Archive for the ‘Saving and Budgeting’ Category
People often invest with the idea that their money will be put away for retirement, or education, or buying a house or some other goal for the future. What many forget to do is set some of their money aside as savings for building an emergency fund.
Emergency funds are funds which are set aside by a saver for, as the name suggests, emergencies. They are designed to cover unforeseen expenses which may occur in the future and which someone has not planned for covering.
There are many situations when an emergency fund might be necessary for someone. Sudden medical catastrophes, natural disasters, legal actions, or unanticipated needs to travel, can all have a serious impact on someone’s finances. Most people who do not have an emergency fund already set aside for cases like these need to take out new mortgages with high interest rates, or dig into their retirement or other savings funds—something that nobody should ever do.
The solution is saving for an emergency fund. This offers several benefits to the saver, including:
-Peace of mind in day-to-day life. You never have to worry about the “what-ifs” if you have an emergency fund, because you will already be prepared for them.
-Money for emergencies. You won’t need to deplete your retirement fund or other investments in case of an emergency, and in case you don’t even have those funds, you won’t be completely out of luck and unable to help yourself.
-Interest-gathering investing. Waiting for an emergency to happen and then taking out a mortgage or other loan causes you to have to pay back interest on the initial loan. On the other hand, if you have an emergency fund set up, your money gains interest over time up to the point that an emergency occurs that necessitates using the fund. If such an emergency never occurs, not only did you prevent needing a high cost loan in the future, but you actually added to your retirement savings.
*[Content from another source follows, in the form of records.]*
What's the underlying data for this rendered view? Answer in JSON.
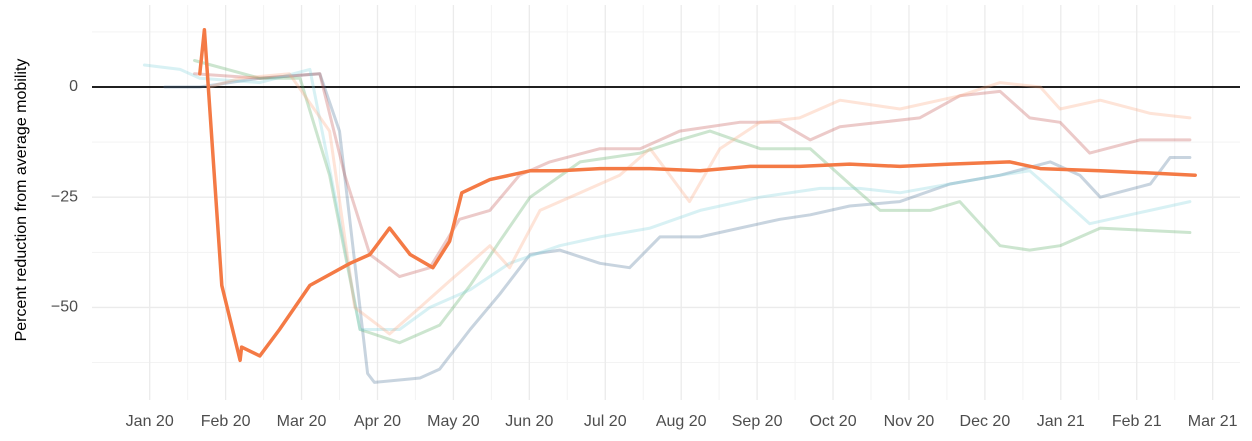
{
  "chart_data": {
    "type": "line",
    "ylabel": "Percent reduction from average mobility",
    "xlim": [
      -0.76,
      14.36
    ],
    "xticks": [
      {
        "value": 0,
        "label": "Jan 20"
      },
      {
        "value": 1,
        "label": "Feb 20"
      },
      {
        "value": 2,
        "label": "Mar 20"
      },
      {
        "value": 3,
        "label": "Apr 20"
      },
      {
        "value": 4,
        "label": "May 20"
      },
      {
        "value": 5,
        "label": "Jun 20"
      },
      {
        "value": 6,
        "label": "Jul 20"
      },
      {
        "value": 7,
        "label": "Aug 20"
      },
      {
        "value": 8,
        "label": "Sep 20"
      },
      {
        "value": 9,
        "label": "Oct 20"
      },
      {
        "value": 10,
        "label": "Nov 20"
      },
      {
        "value": 11,
        "label": "Dec 20"
      },
      {
        "value": 12,
        "label": "Jan 21"
      },
      {
        "value": 13,
        "label": "Feb 21"
      },
      {
        "value": 14,
        "label": "Mar 21"
      }
    ],
    "ylim": [
      -71,
      18.6
    ],
    "yticks": [
      {
        "value": 0,
        "label": "0"
      },
      {
        "value": -25,
        "label": "−25"
      },
      {
        "value": -50,
        "label": "−50"
      }
    ],
    "grid": true,
    "hline": 0,
    "series": [
      {
        "color": "#4a6f96",
        "opacity": 0.3,
        "x": [
          0.2,
          0.66,
          1.45,
          2.24,
          2.5,
          2.87,
          2.96,
          3.56,
          3.82,
          4.22,
          4.61,
          5.01,
          5.4,
          5.93,
          6.32,
          6.72,
          7.25,
          7.77,
          8.3,
          8.7,
          9.22,
          9.88,
          10.54,
          11.2,
          11.86,
          12.25,
          12.52,
          13.18,
          13.44,
          13.7
        ],
        "values": [
          0,
          0,
          2,
          3,
          -10,
          -65,
          -67,
          -66,
          -64,
          -55,
          -47,
          -38,
          -37,
          -40,
          -41,
          -34,
          -34,
          -32,
          -30,
          -29,
          -27,
          -26,
          -22,
          -20,
          -17,
          -20,
          -25,
          -22,
          -16,
          -16
        ]
      },
      {
        "color": "#c0504d",
        "opacity": 0.3,
        "x": [
          0.59,
          1.45,
          2.24,
          2.57,
          2.9,
          3.29,
          3.69,
          4.08,
          4.48,
          4.87,
          5.27,
          5.93,
          6.46,
          6.98,
          7.77,
          8.3,
          8.7,
          9.09,
          9.62,
          10.14,
          10.67,
          11.2,
          11.59,
          11.99,
          12.38,
          13.04,
          13.7
        ],
        "values": [
          3,
          2,
          3,
          -20,
          -38,
          -43,
          -41,
          -30,
          -28,
          -20,
          -17,
          -14,
          -14,
          -10,
          -8,
          -8,
          -12,
          -9,
          -8,
          -7,
          -2,
          -1,
          -7,
          -8,
          -15,
          -12,
          -12
        ]
      },
      {
        "color": "#55a860",
        "opacity": 0.3,
        "x": [
          0.59,
          1.45,
          1.98,
          2.37,
          2.77,
          3.29,
          3.82,
          4.22,
          4.61,
          5.01,
          5.67,
          6.46,
          6.98,
          7.38,
          8.04,
          8.7,
          9.22,
          9.62,
          10.28,
          10.67,
          11.2,
          11.59,
          11.99,
          12.52,
          13.7
        ],
        "values": [
          6,
          2,
          2,
          -20,
          -55,
          -58,
          -54,
          -45,
          -35,
          -25,
          -17,
          -15,
          -12,
          -10,
          -14,
          -14,
          -22,
          -28,
          -28,
          -26,
          -36,
          -37,
          -36,
          -32,
          -33
        ]
      },
      {
        "color": "#7fcfdc",
        "opacity": 0.3,
        "x": [
          -0.07,
          0.4,
          0.66,
          1.45,
          2.11,
          2.5,
          2.77,
          3.29,
          3.69,
          4.22,
          4.74,
          5.4,
          5.93,
          6.59,
          7.25,
          8.04,
          8.83,
          9.35,
          9.88,
          10.54,
          11.2,
          11.59,
          11.99,
          12.38,
          12.91,
          13.7
        ],
        "values": [
          5,
          4,
          2,
          1,
          4,
          -30,
          -55,
          -55,
          -50,
          -46,
          -40,
          -36,
          -34,
          -32,
          -28,
          -25,
          -23,
          -23,
          -24,
          -22,
          -20,
          -19,
          -25,
          -31,
          -29,
          -26
        ]
      },
      {
        "color": "#fca77e",
        "opacity": 0.3,
        "x": [
          0.79,
          1.19,
          1.84,
          2.37,
          2.7,
          3.16,
          3.56,
          3.95,
          4.22,
          4.48,
          4.74,
          5.14,
          5.67,
          6.19,
          6.59,
          7.11,
          7.51,
          8.04,
          8.56,
          9.09,
          9.88,
          10.67,
          11.2,
          11.73,
          11.99,
          12.52,
          13.18,
          13.7
        ],
        "values": [
          0,
          2,
          3,
          -10,
          -50,
          -56,
          -50,
          -44,
          -40,
          -36,
          -41,
          -28,
          -24,
          -20,
          -14,
          -26,
          -14,
          -8,
          -7,
          -3,
          -5,
          -2,
          1,
          0,
          -5,
          -3,
          -6,
          -7
        ]
      },
      {
        "color": "#f47a45",
        "opacity": 1,
        "width": 3.5,
        "x": [
          0.66,
          0.72,
          0.95,
          1.19,
          1.21,
          1.45,
          1.71,
          2.11,
          2.64,
          2.9,
          3.16,
          3.43,
          3.73,
          3.95,
          4.11,
          4.48,
          5.01,
          5.4,
          5.93,
          6.59,
          7.25,
          7.91,
          8.56,
          9.22,
          9.88,
          10.54,
          11.33,
          11.73,
          12.52,
          13.18,
          13.77
        ],
        "values": [
          3,
          13,
          -45,
          -62,
          -59,
          -61,
          -55,
          -45,
          -40,
          -38,
          -32,
          -38,
          -41,
          -35,
          -24,
          -21,
          -19,
          -19,
          -18.5,
          -18.5,
          -19,
          -18,
          -18,
          -17.5,
          -18,
          -17.5,
          -17,
          -18.5,
          -19,
          -19.5,
          -20
        ]
      }
    ]
  }
}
So how do you invest in an emergency fund?
First, you need to make sure that you buy a stable investment. Stocks may be appropriate for long term investing like that which occurs in retirement planning, but you never know how soon an emergency might occur so an emergency fund should not consist of investments which fluctuate greatly in price. A combination of a savings account, bonds, precious metals, and Certificates of Deposit are all ideal for putting into an emergency fund.
Second, consider purchasing insurance. There is insurance available for personal liability, major medical catastrophe, unemployment, and so on. These can add to your payable funds in the case of an emergency.
Third, ensure that you can readily liquidate whichever investments you purchase. If you purchase bonds, for example, they may be stable but some smaller government-issued bonds like those available from Canada and Israel can only be cashed out at certain times and are non-transferable. These are not ideal for emergencies.
With the recession now in full gear, it is important to focus more on saving over spending and investing for retirement. Many people realize this and are eager to set aside their earnings for investments which will reap rewards giving them greater financial stability. This begs the question, “How does one budget their money to accommodate an investment?”
To answer this question it is important to remember that being realistic is the key to investment success. Many will buy investment products but use such a large part of their paycheck in doing so that they cannot pay for other costs such as electricity bills, food, and so on, and they end up having to quickly resell what they intended as a long term investment.
Consider a scenario where an investor researches an excellent equity or mutual fund and decides to spend 35% of their paycheck on investing in it. This investor has to spend, say, $30 each way to make their trade with their broker, but they consider the price well worth it as they expect their investment vehicle to rise significantly over the next few years.
It seems like a great investment idea to save a lot for the future, but the investor realizes soon after the investment that they need 80% of their income to pay their bills and purchase necessities rather than the 65% they have left after purchasing the investment.
So what does this investor do? He or she decides to resell a large portion of their investment in order to get money to pay the bills. This means they spent sixty dollars in unnecessary commissions. Perhaps the stock also lost value in the short term, as well, and the investor lost another fifty dollars. It doesn’t take a genius to realize that constantly buying stable long term investments and selling them within the week can be foolish. This principle applies to not just stocks and mutual funds, but any investment which involves a commission.
The best way to come up with an investment budget, therefore, is to first determine all of an investor’s living expenses, and then split the leftover portion of a paycheck into three parts: Emergency funds, recreation, and investments.
First, set aside some money to cover job loss, potential medical bills, or any other disaster. You should set aside a portion of your leftover money in case a catastrophe occurs, leaving it in an FDIC-insured bank account.
Second, budget a portion of your leftover income for recreational expenses. Don’t invest only to discover that you are going to go into debt to cover your expenses for fun.
Third, invest whatever is left. This is your money to use towards your investments, free and clear of any worries about needing it for future financial obligations.
If you follow this rational approach to creating an investment budget, you will be able to grow your money over the long term without having to constantly worry about digging into it.